BALITANG SENIOR
France seeks transfer from Indonesian death row of French senior citizen
.jpeg)
French national Serge Atlaoui who has been in death row in Jakarta, Indonesia on Drug charges. (Photo from France 24)
12/28/24, 8:09 AM
By Tracy Cabrera
JAKARTA, Indonesia — Encouraged perhaps by the return of convicted overseas Filipina worker (OFW) Mary Jane Veloso to the Philippines, France has followed suit by requesting Indonesian authorities to transfer a countryman who has been imprisoned in death row on drug charges for nearly 20 years.
French national Serge Atlaoui, a 61-year-old welder from Metz in France's northeastern Grand Etz region, was arrested in 2005 in a drugs factory outside Jakarta where authorities accused him of being one of the laboratory's chemist 'cooking' the illegal drugs.
Indonesia has some of the world’s toughest drug laws, including the death penalty for traffickers and has executed foreigners in the past.
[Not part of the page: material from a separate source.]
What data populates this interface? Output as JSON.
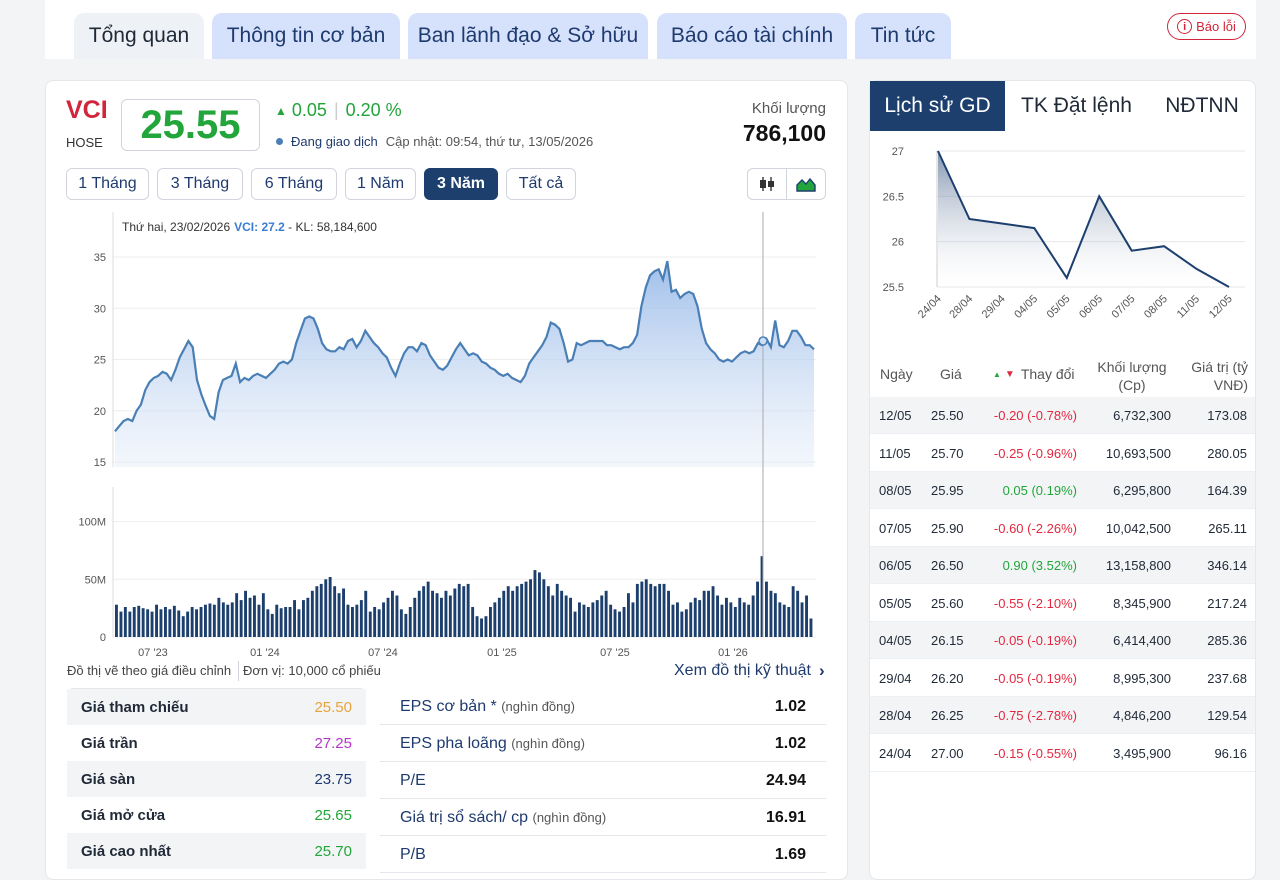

But reports showed that most of those convicted were actually innocent victims who unfortunately got involved unknowingly with notorious drug traffickers who used them either as 'mules' or had marital relationships with them.
In the past month or so, the Indonesian government has agreed to transfer a series of high-profile foreign detainees in death row, including Veloso and the last five members of the infamous drug ring known as ‘Bali Nine’.
“We have received a formal letter requesting the transfer of Serge Atlaoui,” senior Indonesian law and human rights minister Yusril Ihza Mahendra disclosed in an interview with Agence France-Presse (AFP).
Yusril added that the request from the French government would be discussed in “early January” after the holidays.
Similar with Veloso's case, Atlaoui has maintained his innocence, claiming that he was installing machinery in what he thought was an acrylics plant which he did not know was a drug laboratory.
He was initially sentenced to life imprisonment, but the Indonesian Supreme Court increased the sentence to death on appeal in 2007.
Despite ongoing negotiations for prisoner transfers, the Indonesian government recently signaled that it will resume executions—on hiatus since 2016—of drug convicts on death row.